Reading these evaluations is instructive and inspiring. I am deeply gratified to see that students at ACC rate their instructors very highly.
This past spring, as I reviewed the Faculty Evaluation Summary Forms, I felt very good about what we accomplish in the Arts and Humanities Division. But, suddenly, something shifted for me. One of the rhetorical strategies used by administrators nation–wide clicked for me — not as a truism, but as an actual fact. The truism goes like this: faculty are the college’s primary resource. We have all heard something like this hundreds of times. This time, though, I decided to act as if I knew the truism to be true.
As I phrased it to myself in my office in March: If I want to know what excellent teaching is and what it is composed of, I should ask excellent teachers. So as I read the evaluation summaries this year, I began to make a list of teachers whose evaluations somehow popped out at me. My list grew to about 40 adjunct faculty members from all seven departments. I then invited these professors to meet me and each other in one of three meetings held April 28th at Rio Grande, April 30th at South Austin Campus, and May 1st at Northridge. I want to thank the 21 faculty members who made time for meeting.

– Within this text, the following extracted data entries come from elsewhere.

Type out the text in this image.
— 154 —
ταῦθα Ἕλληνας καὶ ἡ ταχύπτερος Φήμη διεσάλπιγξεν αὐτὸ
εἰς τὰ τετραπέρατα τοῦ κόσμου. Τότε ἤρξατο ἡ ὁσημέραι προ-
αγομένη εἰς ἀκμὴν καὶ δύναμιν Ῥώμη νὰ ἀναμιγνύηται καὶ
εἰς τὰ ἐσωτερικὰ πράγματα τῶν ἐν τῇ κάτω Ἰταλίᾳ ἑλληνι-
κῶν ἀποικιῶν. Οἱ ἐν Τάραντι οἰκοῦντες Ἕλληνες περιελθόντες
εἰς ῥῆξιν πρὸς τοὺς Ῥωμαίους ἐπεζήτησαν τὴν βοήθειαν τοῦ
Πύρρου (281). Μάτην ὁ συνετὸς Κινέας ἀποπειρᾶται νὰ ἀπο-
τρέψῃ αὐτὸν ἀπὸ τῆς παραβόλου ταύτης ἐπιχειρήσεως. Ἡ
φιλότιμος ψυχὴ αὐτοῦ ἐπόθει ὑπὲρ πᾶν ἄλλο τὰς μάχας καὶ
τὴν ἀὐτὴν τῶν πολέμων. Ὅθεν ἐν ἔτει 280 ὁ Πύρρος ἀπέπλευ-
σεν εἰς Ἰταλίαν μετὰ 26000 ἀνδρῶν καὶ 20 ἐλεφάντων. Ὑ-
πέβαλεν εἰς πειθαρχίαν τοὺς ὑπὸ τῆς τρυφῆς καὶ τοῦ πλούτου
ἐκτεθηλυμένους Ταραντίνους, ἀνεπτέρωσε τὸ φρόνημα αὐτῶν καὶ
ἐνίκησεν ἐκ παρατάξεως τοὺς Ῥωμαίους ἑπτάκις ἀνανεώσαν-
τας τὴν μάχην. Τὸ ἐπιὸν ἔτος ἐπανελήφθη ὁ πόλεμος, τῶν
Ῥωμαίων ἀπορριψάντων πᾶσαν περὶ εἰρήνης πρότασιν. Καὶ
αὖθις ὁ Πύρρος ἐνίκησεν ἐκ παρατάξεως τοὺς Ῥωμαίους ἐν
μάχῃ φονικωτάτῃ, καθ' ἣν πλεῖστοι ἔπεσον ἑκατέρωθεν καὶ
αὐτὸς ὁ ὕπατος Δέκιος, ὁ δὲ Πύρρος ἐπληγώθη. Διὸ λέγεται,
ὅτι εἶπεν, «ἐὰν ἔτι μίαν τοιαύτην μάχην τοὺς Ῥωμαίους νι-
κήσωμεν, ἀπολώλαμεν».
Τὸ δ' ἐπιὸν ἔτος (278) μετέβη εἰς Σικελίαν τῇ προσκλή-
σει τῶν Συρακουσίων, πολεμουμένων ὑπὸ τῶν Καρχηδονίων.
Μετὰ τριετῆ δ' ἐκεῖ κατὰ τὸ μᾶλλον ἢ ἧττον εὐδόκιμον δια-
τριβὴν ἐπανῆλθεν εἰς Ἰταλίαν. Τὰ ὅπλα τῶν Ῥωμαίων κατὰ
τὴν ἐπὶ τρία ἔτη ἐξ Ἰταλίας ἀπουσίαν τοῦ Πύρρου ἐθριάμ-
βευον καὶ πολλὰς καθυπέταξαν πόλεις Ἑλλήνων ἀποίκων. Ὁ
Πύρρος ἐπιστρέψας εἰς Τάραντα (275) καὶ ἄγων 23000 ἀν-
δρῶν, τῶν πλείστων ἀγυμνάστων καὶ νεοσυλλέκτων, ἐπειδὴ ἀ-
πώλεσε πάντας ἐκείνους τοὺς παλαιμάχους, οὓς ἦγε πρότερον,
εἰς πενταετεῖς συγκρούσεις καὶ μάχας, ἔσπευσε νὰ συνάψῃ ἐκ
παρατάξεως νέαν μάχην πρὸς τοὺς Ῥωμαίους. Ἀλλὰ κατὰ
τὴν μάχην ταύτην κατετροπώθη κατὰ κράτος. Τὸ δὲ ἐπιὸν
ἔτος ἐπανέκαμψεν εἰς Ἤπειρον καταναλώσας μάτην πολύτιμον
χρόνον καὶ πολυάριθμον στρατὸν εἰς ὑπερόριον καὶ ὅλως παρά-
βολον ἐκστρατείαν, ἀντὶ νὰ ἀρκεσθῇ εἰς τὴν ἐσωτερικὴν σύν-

Our discussions in these meetings ranged over topics including faculty relationships with and desires concerning ACC, student skill and intellectual levels, college support services, technology in the classroom, and others. But one question was primary: Why do you think ACC students rated you as an excellent instructor?
I have to say that these were three of the most informative and inspiring meetings I attended last academic year. We have compiled the results of these discussions, and of a questionnaire we sent to the faculty, and placed them on the division’s web site http://www/austincc.edu/ah.
Almost to the professor, the answer to the question is that these teachers are passionate about teaching. I mean really passionate. They love teaching, love sharing knowledge, love enticing students to learn. These teachers don’t want to sit around and discuss how students are poorly prepared, rude, demanding, etc. They want to talk about getting students to work hard, about creating an environment in which students can learn, about an intricacy of their subject and how they have found a new way to communicate it that sticks.
I have worked at ACC for 30 years now, first as adjunct and then as full–time professor. However, in the past three years, as dean, I have taught only two classes, and I did not teach last year at all. This fall, however, I will be teaching a class, as an adjunct, and I will carry the wisdom of those 21 fellow faculty into the classroom with me. At their urging, I will be passionate, positive, organized, supportive, and curious about my students.
I want to encourage all faculty in the Arts and Humanities Division to find ways to rediscover what excellent teaching is, to refuel if we must, to reconnect with that deep desire to communicate that pulled us into this profession. I look forward to talking with you during the semester to experience your passion for teaching.